Already in a meeting in March this year in Königswinter the group had suggested a certain proceeding: Internet service providers should freeze and store suspect communication data immediately on request of investigators -- the slogan for it is "Freeze and Preserve". With a judicial order or with other suitable legal basis the police could then seize the suspect data and evaluate. A so-called "preservation order" has already been submitted upon advice of the European Union to the Council of Europe, which works at present on a draft of a "convention for cyber criminality". The convention is to facilitate international prosecution, especially for the USA, Canada and Japan through an obligatory agreement with European Union member states and so-called observer countries. The member states want in the future to facilitate international cooperation and to make transnational computer search possible for major criminal offences -- "subject to specific hedge clauses for appropriate protection of the sovereignty of other states". Last member states on request of other states are not to be able to keep stored data.

The European Union data-security commissioners came to meet the G-8 representatives at the beginning of September in their own recommendation already. In view of the fact that in France telecommunications operators can keep data up to ten years, in Norway only 14 days and in Germany up to 80 days, they recommended a harmonization of the time periods: The period should be so selected so that it makes possible on the one hand for the responsible authorities to fulfill their legal obligations and on the other hand also for the protection of data security and private interests. A Solomonic formulation it is called, the period should as long be as necessary, in order to permit "consumers to contest it", but as briefly as possible, so "the operators and providers are not overloaded" and maintain the "right of protection of the private sphere". In short: the period should not amount to more than three months. Exactly as the Americans had themselves wished.

The question remains whether and how data can be accessed which is developing at the moment: so-called future traffic data. In Germany that leads to a possible constitutional dispute for paragraph 12 of the telecommunication installation law on access to this information. A simple initial suspicion is sufficient for the public prosecutor's office to be able to request a simple inventory of dial-up data of telephone and Internet access by listing. The paragraph remains valid until 31 December this year. The DU/CSU BUNDESTAG FACTION on 7 October brought a bill into the Bundestag, which plans an unlimited extension -- for the reason above all that thereby all troubling and insulting telephone calls could be pursued. However, based information of the delegate office of the Green Party's Christian Stroebele the government coalition in the committee wants to discuss friendlier data security alternatives.

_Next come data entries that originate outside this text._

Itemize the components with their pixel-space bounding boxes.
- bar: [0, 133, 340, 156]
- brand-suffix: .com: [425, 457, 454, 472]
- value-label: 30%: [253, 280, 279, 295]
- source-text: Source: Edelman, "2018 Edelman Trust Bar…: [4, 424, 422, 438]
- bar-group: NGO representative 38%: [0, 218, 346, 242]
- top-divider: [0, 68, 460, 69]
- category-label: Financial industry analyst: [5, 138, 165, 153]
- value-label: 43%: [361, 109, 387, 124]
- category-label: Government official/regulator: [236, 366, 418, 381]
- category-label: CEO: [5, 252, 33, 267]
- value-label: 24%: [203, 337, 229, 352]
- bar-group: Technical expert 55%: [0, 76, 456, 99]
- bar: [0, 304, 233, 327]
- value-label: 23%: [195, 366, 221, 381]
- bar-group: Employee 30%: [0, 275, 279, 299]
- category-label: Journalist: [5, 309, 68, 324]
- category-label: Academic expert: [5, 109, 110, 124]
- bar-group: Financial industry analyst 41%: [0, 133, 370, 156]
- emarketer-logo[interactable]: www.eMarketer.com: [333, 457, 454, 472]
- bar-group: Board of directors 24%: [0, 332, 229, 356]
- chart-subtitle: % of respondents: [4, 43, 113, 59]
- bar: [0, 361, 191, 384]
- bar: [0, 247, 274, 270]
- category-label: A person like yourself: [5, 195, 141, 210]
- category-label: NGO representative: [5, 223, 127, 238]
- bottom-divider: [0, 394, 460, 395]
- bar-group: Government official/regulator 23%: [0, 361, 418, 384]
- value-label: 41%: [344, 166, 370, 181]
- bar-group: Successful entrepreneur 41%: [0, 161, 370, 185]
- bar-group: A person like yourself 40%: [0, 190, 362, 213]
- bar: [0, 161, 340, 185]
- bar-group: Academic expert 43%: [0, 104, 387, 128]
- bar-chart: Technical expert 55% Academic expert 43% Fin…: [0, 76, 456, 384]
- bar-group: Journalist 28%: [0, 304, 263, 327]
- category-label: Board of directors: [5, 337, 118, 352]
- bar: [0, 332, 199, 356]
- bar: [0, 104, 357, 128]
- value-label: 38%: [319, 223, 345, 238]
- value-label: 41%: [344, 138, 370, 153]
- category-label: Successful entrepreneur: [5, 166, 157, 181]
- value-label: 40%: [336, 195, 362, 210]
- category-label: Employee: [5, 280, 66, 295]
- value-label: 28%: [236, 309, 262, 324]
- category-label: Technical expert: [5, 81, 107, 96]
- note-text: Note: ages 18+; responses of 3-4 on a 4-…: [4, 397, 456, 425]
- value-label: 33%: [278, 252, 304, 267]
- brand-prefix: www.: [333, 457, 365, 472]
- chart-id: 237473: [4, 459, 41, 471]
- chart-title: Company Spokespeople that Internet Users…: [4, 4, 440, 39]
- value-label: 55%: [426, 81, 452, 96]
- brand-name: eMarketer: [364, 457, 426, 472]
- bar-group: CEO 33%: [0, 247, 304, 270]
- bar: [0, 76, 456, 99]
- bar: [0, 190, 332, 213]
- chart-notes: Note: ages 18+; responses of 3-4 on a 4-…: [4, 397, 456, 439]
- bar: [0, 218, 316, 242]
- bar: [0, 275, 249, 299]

Still uncertain is the fate of the telecommunications monitoring regulation (TKUEV). It makes data recovery possible by direct access -- requiring, however, the installation of monitoring interfaces not only with telephone firms, but also with Internet providers at their own expense -- and is therefore not appreciated in the industry. The Federal Criminal Investigation Office could go after information of a employee also without monitoring interface - in which policemen would in this case themselves insert a "specific Black box" into the computers of the providers. While technically feasible, it is politically still unresolved. The Federal Ministry of the Interior blocked it in first preliminary talks. Reason: The state would have to pay for the costs of the "Black box". In addition, the provider would have to co-operate willingly - so far none will so. First results of the discussions between Federal Criminal Investigation Office and Internet service providers are to be presented only in the middle of November.

Privacy protections are safe for now: If there is no extension of the period of validity of Paragraph 12, it is to be reaffirmed in December on a decree of the TKUEV. Willing co-operation or forced obligation? For the providers it seems there are no longer other other possibilities.